Dekranasda Kukar Didorong Siapkan Produk Kerajinan hingga Tembus Pasar Ekspor

Onlineku.Info, Tenggarong – Bupati Kutai Kartanegara (Kukar) Aulia Rahman Basri menegaskan bahwa Dewan Kerajinan Nasional Daerah (Dekranasda) Kukar harus memiliki peran lebih besar dalam memperkuat sektor hulu industri kerajinan. Menurutnya, kegiatan Dekranasda tidak boleh berhenti pada pameran dan promosi semata, tetapi juga harus berfokus pada peningkatan kapasitas dan daya saing para pengrajin agar produk lokal mampu menembus pasar ekspor.

 

“Selama ini kegiatan Dekranasda banyak terlihat di sisi hilir, seperti pameran. Namun ke depan, kita ingin memperkuat sektor hulunya, yakni para pengrajin. Mereka harus dibekali pelatihan, peralatan, dan dukungan dalam peningkatan kualitas serta kelengkapan perizinan,” ujar Aulia wawancara usai pelantikan pengurus Dekranasda Kukar di Pendopo Odah Etam, Selasa (22/10/2025).

 

Menurut Bupati, penguatan hulu menjadi kunci utama agar hasil kerajinan dari Kukar dapat berkelanjutan dan bernilai jual tinggi. Ia mengingatkan bahwa keberhasilan sektor ini tidak hanya diukur dari seberapa banyak produk yang dijual, tetapi dari kemampuan menjaga kontinuitas produksi dan kesejahteraan pengrajin.

 

Dalam kesempatan itu, Aulia juga mengisahkan pengalaman seorang ibu pengrajin asal Kota Bangun Seberang bernama Bani yang hasil kerajinannya terjual habis dalam sehari.

 

“Keesokan harinya ia tidak punya barang lagi untuk dijual. Dari sini kita belajar bahwa jangan hanya fokus menjual, tapi juga harus memperkuat proses produksinya,” ujarnya.

 

Bupati menambahkan, Pemkab Kukar siap membantu pengrajin dalam membangun ekosistem ekonomi kreatif yang utuh, mulai dari produksi, pengemasan, hingga pemasaran bahkan ke tingkat ekspor.

 

“Jika ekosistem ekonomi ini berjalan baik, para pengrajin akan semakin bersemangat menjadikan kegiatan ini sebagai mata pencaharian utama,” tegasnya.

 

Selain penguatan ekonomi, Aulia juga menyoroti pentingnya regenerasi pengrajin melalui jalur pendidikan.
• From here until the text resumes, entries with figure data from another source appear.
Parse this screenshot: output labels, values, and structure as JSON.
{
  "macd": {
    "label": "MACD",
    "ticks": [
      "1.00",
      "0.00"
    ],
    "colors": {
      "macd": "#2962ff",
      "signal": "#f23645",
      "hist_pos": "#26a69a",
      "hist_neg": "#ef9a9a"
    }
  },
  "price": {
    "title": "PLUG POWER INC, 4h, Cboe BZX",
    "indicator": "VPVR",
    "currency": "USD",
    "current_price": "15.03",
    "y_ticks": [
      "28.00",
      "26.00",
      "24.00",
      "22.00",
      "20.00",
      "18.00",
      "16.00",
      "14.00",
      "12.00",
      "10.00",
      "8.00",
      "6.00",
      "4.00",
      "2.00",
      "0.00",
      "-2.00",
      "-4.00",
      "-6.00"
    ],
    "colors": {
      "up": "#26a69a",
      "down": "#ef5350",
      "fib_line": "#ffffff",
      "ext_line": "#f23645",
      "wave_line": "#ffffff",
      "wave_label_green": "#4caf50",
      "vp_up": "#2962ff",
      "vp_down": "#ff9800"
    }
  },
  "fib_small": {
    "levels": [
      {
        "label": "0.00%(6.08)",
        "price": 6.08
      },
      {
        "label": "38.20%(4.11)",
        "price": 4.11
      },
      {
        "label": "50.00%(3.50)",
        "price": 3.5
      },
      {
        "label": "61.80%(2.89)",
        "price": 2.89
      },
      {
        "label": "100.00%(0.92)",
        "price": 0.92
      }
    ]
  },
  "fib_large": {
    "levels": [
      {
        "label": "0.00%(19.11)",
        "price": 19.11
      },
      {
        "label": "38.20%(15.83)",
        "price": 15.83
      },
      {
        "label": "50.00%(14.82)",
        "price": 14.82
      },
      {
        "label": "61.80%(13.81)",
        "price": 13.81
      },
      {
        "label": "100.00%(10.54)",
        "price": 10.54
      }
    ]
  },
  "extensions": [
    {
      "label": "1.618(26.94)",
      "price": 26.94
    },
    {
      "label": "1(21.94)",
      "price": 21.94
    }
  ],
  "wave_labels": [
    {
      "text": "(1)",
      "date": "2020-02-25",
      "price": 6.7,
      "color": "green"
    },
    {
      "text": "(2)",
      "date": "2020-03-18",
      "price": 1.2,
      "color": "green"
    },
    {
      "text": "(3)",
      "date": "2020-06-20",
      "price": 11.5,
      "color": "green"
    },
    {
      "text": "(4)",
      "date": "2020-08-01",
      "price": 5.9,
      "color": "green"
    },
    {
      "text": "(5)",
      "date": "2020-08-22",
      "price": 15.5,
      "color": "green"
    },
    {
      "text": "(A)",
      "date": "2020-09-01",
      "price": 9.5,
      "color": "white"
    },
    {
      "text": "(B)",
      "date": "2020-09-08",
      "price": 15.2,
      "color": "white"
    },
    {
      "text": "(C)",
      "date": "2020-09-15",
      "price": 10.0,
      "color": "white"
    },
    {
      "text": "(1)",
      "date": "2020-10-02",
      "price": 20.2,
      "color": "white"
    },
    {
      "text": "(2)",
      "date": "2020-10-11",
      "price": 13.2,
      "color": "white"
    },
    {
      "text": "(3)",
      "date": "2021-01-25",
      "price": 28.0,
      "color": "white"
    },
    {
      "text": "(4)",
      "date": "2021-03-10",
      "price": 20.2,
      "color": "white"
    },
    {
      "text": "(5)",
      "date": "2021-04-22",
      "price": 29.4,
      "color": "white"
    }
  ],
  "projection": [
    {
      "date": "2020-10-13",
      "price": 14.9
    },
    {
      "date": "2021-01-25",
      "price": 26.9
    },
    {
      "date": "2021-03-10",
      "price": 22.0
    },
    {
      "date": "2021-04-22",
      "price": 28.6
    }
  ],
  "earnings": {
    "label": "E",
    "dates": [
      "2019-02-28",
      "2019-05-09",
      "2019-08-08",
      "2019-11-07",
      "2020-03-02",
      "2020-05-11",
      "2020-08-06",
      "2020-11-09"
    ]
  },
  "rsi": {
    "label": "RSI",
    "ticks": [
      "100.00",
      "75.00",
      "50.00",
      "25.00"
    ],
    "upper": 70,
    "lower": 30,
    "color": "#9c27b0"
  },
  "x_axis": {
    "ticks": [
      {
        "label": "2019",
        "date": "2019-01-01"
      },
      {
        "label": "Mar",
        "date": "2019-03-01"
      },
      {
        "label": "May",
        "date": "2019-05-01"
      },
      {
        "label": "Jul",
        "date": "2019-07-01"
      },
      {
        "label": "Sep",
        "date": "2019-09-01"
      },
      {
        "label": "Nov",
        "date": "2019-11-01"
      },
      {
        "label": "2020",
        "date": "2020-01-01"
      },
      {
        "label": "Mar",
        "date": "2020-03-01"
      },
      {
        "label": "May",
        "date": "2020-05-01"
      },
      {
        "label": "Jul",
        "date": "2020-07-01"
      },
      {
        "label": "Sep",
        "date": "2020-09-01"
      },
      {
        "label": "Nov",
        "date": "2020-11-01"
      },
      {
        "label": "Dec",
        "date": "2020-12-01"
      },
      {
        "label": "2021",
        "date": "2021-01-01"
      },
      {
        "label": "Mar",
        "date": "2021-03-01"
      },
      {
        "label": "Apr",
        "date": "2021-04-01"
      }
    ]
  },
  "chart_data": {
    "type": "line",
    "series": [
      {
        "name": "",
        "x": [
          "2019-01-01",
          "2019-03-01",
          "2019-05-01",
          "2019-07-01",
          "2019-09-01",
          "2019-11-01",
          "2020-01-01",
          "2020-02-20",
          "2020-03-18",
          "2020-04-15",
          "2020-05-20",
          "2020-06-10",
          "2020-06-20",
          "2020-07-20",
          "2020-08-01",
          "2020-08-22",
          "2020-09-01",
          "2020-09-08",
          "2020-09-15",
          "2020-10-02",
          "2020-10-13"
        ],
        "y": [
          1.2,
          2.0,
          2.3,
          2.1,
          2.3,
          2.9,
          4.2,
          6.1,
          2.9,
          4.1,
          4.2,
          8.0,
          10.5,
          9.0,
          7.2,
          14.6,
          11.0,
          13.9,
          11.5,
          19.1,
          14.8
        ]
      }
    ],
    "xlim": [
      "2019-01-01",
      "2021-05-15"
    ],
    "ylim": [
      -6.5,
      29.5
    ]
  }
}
Ia berharap sekolah-sekolah di Kukar dapat memperkenalkan keterampilan kerajinan seperti menenun, mengukir, dan melukis kepada siswa sejak dini.

 

“Kami ingin anak-anak sekolah dikenalkan dengan dunia kerajinan. Jika sejak dini mereka sudah akrab dengan keterampilan ini, maka akan tumbuh rasa bangga terhadap budaya dan karya lokal,” katanya.

 

Lebih lanjut, ia menegaskan bahwa program ‘Kukar Idaman Terbaik’ juga menempatkan sektor kerajinan sebagai salah satu prioritas pengembangan ekonomi kreatif. Pemerintah daerah berkomitmen memberikan bantuan dan dukungan kepada para pengrajin ulap doyo, tenun, dan ukiran sebagai bagian dari potensi unggulan daerah.

 

“Kalau ekosistem ekonomi ini bisa kita bangun dengan baik, orang akan bisa hidup dari bidang yang sesuai dengan minat dan bakatnya. Itu kebahagiaan tersendiri bisa hidup dari apa yang kita cintai,” ucapnya.

 

Bupati berharap Dekranasda dapat menjadi motor utama dalam menggerakkan ekonomi kreatif di Kukar, melalui sinergi antara pemerintah, pengrajin, dan lembaga pendidikan.

 

“Kita punya bahan baku, talenta, dan semangat gotong royong. Tinggal bagaimana menyatukannya agar menjadi kekuatan ekonomi yang berkelanjutan,” tutupnya.